Kita H, Koshiishi Y, Masui K, Fujita A, Ootsuka K, Furuyashiki G, Nakazato Y, Takei H, Goya T
Section of Chest Surgery, Fukujuji Hospital, Kiyose, Japan.
Kyobu Geka. 2007 Sep;60(10):883-7.
We reviewed risk factors of recurrence in resected pathological stage I non-small cell lung cancer (I NSCLC). Objective is 229 complete resected I NSCLC in our department. Risk factors of recurrence were carcinoembryonic antigen (CEA), histology, differentiation, lymphatic invasion, blood vessel invasion, pleural invasion and tumor size. By univariate analysis, lymphatic invasion (p=0.009), blood vessel invasion (p=0.008), pleural invasion, p1 (p=0.013), p2 (p=0.001), and tumor size (value of cut off was 2 cm) were significant risk factors of recurrence. By multivariate analysis, blood vessel invasion (p=0.004), pleural invasion (p1 or p2) [p=0.001], were significantly risk factors of recurrence. It was suggested that I NSCLC presenting pathological blood vessel invasion and/or pleural invasion should be recognized as cases with a high risk of recurrence, and a strict follow-up and adjuvant therapy should be in consideration.

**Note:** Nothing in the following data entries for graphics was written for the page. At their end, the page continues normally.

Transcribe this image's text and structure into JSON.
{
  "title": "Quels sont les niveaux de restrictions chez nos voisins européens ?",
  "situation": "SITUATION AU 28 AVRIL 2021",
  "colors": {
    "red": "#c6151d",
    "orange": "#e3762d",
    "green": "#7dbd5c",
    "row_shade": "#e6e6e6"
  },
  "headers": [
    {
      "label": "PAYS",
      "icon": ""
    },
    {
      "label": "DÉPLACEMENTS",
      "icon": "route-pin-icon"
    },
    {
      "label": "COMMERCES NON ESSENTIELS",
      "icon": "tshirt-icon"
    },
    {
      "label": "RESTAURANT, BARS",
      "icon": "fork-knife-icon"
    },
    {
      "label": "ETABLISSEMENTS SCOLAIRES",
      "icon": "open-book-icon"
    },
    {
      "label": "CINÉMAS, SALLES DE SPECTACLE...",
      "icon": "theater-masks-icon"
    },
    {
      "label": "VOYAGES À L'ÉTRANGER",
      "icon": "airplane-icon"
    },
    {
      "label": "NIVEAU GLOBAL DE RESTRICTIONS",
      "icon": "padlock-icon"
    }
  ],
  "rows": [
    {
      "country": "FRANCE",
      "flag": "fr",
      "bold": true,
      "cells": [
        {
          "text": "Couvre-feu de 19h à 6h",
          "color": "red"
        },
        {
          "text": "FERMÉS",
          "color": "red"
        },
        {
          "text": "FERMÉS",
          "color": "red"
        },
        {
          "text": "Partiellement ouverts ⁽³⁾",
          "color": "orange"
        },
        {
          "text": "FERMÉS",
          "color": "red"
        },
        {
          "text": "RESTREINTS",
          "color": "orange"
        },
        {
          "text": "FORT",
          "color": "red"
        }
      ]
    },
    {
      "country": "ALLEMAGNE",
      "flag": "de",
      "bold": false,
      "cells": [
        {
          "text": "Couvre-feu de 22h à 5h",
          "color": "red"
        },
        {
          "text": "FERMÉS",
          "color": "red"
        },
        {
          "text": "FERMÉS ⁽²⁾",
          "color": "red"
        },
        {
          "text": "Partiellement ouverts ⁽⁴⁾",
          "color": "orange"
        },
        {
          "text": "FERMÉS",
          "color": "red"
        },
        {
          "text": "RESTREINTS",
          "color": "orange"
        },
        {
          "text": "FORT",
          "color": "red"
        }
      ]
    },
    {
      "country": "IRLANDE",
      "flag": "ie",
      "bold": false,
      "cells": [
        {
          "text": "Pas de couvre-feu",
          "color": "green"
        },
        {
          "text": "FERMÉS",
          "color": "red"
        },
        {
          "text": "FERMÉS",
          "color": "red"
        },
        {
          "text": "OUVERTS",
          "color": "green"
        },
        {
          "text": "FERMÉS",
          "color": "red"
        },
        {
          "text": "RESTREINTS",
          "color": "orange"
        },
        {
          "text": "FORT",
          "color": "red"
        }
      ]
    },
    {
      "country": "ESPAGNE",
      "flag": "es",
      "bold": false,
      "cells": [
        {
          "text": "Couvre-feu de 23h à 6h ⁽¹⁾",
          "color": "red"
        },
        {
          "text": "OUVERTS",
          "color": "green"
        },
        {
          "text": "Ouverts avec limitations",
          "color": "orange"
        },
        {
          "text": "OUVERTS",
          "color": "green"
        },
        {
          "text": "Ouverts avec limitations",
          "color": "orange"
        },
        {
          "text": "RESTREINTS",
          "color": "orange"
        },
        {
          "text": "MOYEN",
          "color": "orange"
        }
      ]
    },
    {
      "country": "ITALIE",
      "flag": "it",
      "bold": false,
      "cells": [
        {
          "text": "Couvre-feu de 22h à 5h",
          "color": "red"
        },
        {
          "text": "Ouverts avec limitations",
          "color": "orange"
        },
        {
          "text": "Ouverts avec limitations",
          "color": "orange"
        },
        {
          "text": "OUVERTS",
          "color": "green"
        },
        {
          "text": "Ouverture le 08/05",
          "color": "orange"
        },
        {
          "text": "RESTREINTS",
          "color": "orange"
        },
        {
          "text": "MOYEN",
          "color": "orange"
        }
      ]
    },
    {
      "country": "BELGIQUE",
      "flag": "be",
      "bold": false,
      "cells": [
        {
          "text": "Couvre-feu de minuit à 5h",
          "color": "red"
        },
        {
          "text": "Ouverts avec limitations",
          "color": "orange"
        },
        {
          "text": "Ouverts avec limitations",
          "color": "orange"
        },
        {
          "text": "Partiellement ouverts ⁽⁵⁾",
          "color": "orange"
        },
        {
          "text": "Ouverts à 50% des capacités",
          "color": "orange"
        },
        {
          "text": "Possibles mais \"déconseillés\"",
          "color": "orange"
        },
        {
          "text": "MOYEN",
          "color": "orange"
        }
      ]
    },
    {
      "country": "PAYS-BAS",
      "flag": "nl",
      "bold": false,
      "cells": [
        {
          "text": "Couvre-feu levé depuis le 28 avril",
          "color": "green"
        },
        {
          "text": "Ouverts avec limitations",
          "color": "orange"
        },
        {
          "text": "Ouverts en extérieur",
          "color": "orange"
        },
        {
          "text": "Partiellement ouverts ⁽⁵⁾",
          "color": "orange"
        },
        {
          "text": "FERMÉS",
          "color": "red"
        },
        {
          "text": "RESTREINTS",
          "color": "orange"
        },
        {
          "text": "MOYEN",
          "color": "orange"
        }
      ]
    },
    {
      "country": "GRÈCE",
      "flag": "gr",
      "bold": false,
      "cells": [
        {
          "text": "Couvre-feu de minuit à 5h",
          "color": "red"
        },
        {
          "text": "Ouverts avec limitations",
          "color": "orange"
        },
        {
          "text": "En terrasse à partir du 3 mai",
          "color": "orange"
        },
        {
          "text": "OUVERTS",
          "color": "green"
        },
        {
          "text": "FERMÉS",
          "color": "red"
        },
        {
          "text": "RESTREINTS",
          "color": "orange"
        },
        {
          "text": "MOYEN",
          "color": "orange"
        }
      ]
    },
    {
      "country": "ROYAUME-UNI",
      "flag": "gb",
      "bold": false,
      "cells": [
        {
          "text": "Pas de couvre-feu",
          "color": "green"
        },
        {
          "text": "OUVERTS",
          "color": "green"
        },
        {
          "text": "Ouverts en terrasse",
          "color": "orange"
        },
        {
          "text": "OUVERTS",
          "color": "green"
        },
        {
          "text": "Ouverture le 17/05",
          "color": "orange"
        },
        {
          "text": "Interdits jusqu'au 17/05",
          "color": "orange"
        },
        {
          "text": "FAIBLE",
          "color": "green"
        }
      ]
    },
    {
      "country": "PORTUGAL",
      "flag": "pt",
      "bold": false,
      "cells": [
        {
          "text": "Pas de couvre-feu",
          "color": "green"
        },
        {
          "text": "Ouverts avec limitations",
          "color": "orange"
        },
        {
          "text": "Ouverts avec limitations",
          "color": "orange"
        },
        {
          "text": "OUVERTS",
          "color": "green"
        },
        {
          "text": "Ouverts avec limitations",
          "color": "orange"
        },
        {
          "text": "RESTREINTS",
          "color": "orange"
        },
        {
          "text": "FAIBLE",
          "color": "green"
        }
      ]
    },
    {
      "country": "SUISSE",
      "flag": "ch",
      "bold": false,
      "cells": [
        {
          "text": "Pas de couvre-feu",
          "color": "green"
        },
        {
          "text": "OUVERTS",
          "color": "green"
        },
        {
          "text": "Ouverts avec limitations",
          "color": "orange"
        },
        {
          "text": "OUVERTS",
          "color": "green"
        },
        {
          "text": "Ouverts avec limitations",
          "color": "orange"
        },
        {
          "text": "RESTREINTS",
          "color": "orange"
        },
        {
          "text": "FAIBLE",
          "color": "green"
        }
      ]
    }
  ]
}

我们回顾了接受手术切除的病理I期非小细胞肺癌(I期NSCLC)的复发危险因素。研究对象为我院229例接受了完整切除的I期NSCLC患者。复发的危险因素包括癌胚抗原(CEA)、组织学类型、分化程度、淋巴管侵犯、血管侵犯、胸膜侵犯和肿瘤大小。单因素分析显示,淋巴管侵犯(p=0.009)、血管侵犯(p=0.008)、胸膜侵犯、p1(p=0.013)、p2(p=0.001)以及肿瘤大小(截断值为2 cm)是复发的显著危险因素。多因素分析显示,血管侵犯(p=0.004)、胸膜侵犯(p1或p2)[p=0.001]是复发的显著危险因素。提示病理上存在血管侵犯和/或胸膜侵犯的I期NSCLC应被视为复发高危病例,需考虑进行严格的随访和辅助治疗。